La disamina degli Ermellini ritiene le tesi dell’imputato infondate.

La Corte risponde innanzitutto alla doglianza sulla scriminante del diritto di satira, affermando che pur essendo certamente molto ampia la sfera di liceità penale che l'interpretazione della giurisprudenza ha riservato all'esercizio di quella peculiare forma di pensiero critico-dissenziente che si esprime nella satira, anzitutto nel contesto di rivendicazioni su tematiche di rilievo pubblico, deve essere precisata quanto al manifestarsi della satira sotto forma di dileggio o disprezzo personali.
Richiamando il proprio orientamento, il Palazzaccio ribadisce quindi che “in tema di diffamazione (anche a mezzo stampa), sussiste l'esimente del diritto di critica quando le espressioni utilizzate, pur se veicolate nella forma scherzosa e ironica propria della satira, consistano in un'argomentazione che esplicita le ragioni di un giudizio negativo collegato agli specifici fatti riferiti, mediante una forma espositiva strettamente funzionale alle finalità di disapprovazione e che non si risolve in un'aggressione gratuita alla sfera morale altrui o in disprezzo personale, sebbene possano utilizzarsi termini oggettivamente offensivi se insostituibili nella formazione del pensiero critico (cfr., tra le altre, Sez. 1, n. 5695 del 5/11/2014).
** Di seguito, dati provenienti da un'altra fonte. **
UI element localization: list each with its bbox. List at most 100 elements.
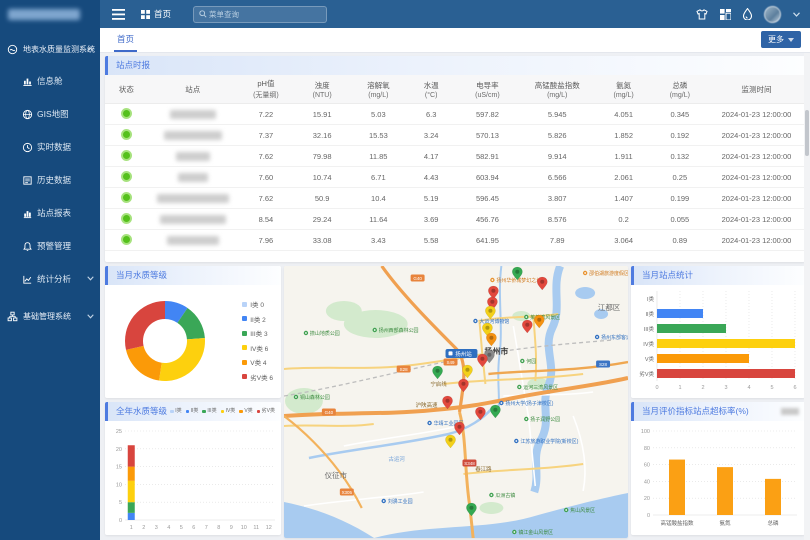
fullscreen-icon[interactable] [720, 9, 731, 20]
sidebar-item-信息舱[interactable]: 信息舱 [0, 64, 100, 97]
svg-text:0: 0 [647, 513, 650, 519]
svg-text:3: 3 [724, 385, 727, 391]
svg-text:I类: I类 [647, 295, 655, 303]
scrollbar-thumb[interactable] [805, 110, 809, 156]
monitor-time-cell: 2024-01-23 12:00:00 [708, 146, 805, 167]
column-header-pH值: pH值(无量纲) [238, 75, 294, 104]
exceedance-rate-panel: 当月评价指标站点超标率(%) 020406080100高锰酸盐指数氨氮总磷 [631, 402, 805, 535]
history-data-icon [22, 175, 32, 185]
theme-skin-icon[interactable] [696, 9, 708, 20]
table-cell: 3.064 [596, 230, 652, 251]
logo-redacted [8, 9, 80, 20]
monitor-time-cell: 2024-01-23 12:00:00 [708, 230, 805, 251]
svg-text:春江路: 春江路 [475, 465, 492, 473]
svg-text:3: 3 [155, 525, 158, 531]
monitor-time-cell: 2024-01-23 12:00:00 [708, 209, 805, 230]
svg-text:2: 2 [701, 385, 704, 391]
svg-text:S28: S28 [599, 362, 607, 367]
tab-home[interactable]: 首页 [114, 28, 137, 52]
svg-text:12: 12 [266, 525, 272, 531]
chevron-down-icon [788, 38, 794, 42]
table-cell: 1.407 [596, 188, 652, 209]
more-button[interactable]: 更多 [761, 31, 801, 48]
table-cell: 0.2 [596, 209, 652, 230]
legend-item[interactable]: IV类 [221, 402, 236, 421]
status-online-dot [121, 213, 132, 224]
legend-item[interactable]: III类 [202, 402, 216, 421]
table-cell: 7.22 [238, 104, 294, 125]
svg-text:宁启线: 宁启线 [430, 380, 447, 388]
svg-text:劣V类: 劣V类 [639, 370, 654, 378]
legend-item[interactable]: II类 2 [242, 314, 273, 324]
table-cell: 0.345 [652, 104, 708, 125]
svg-text:8: 8 [217, 525, 220, 531]
sidebar-section-基础管理系统[interactable]: 基础管理系统 [0, 301, 100, 331]
table-cell: 6.71 [350, 167, 406, 188]
table-cell: 603.94 [456, 167, 519, 188]
sidebar-item-预警管理[interactable]: 预警管理 [0, 229, 100, 262]
sidebar-item-站点报表[interactable]: 站点报表 [0, 196, 100, 229]
legend-item[interactable]: II类 [186, 402, 199, 421]
sidebar-item-label: 统计分析 [37, 273, 71, 285]
panel-link-redacted[interactable] [781, 408, 799, 415]
chevron-up-icon [87, 47, 94, 52]
svg-text:6: 6 [192, 525, 195, 531]
scrollbar-track[interactable] [804, 52, 810, 540]
svg-text:江都区: 江都区 [598, 303, 621, 312]
sidebar-item-GIS地图[interactable]: GIS地图 [0, 97, 100, 130]
table-cell: 6.566 [519, 167, 596, 188]
sidebar-item-历史数据[interactable]: 历史数据 [0, 163, 100, 196]
legend-item[interactable]: IV类 6 [242, 343, 273, 353]
svg-text:焦山风景区: 焦山风景区 [570, 507, 595, 514]
station-name-redacted [170, 110, 216, 119]
table-cell: 4.43 [406, 167, 455, 188]
legend-item[interactable]: I类 [170, 402, 181, 421]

  Il confine tra legittima satira o disprezzo gratuito
Deve essere ben chiaro, pertanto, proseguono i giudici, “il confine tra la legittima espressione satirica di ludibrio o ironico scherno e, di contro, il disprezzo personale gratuito”. E ancora, il giudicante, “nell'apprezzare il requisito della continenza, deve tener conto del linguaggio essenzialmente simbolico e paradossale della satira, rispetto al quale non si può applicare il metro consueto di correttezza dell'espressione, restando, comunque, fermo il limite del rispetto dei valori fondamentali dell'individuo, che deve ritenersi superato quando la persona pubblica (quale è, nel caso di specie, un sindaco, amministratore locale), oltre che al ludibrio della sua immagine, sia esposta al disprezzo personale”.

  La decisione
Nel caso di specie, fermi i suddetti principi ermeneutici, detta causa di giustificazione non può applicarsi al chiaro e gratuito epiteto offensivo personale, coinvolgente l'aspetto fisico della vittima del reato, costituito dalla storpiatura del suo cognome, benché la condotta si inscriva nella legittima manifestazione del diritto di critica alle politiche abitative sviluppate dal comune, del quale il ricorrente si è reso portatore partecipando a una manifestazione pubblica sul tema, anche perché direttamente interessato (la sua famiglia aveva subito uno sfratto) e, dunque, sicuramente legittimato ad esprimere un dissenso, pur aspro e vibrato, sulle scelte amministrative in tale ambito.

Per cui, nonostante, la matrice della sua condotta sia senza dubbio lecita, “l'imputato – concludono da piazza Cavour - ha superato i limiti posti dall'interpretazione nomofilattica per ritenere sussistente la scriminante di cui all'art. 51 c.p., anzitutto quanto alla forma espositiva della critica manifestata, poiché definire una persona (omissis), pur se con una finalità latamente satirica e benché ispirandosi ironicamente al suo cognome, non configura ‘l'espressione di un pensiero’ che, per quanto forte ed offensivo, faccia ‘riflettere sorridendo’ sul tema in relazione al quale si manifesta la propria idea ma si risolve nel gratuito insulto spregiativo e nel disprezzo personale”.

Da qui il rigetto del ricorso agli effetti civili. Sul fronte penale, invece, l’imputato si salva grazie alla prescrizione.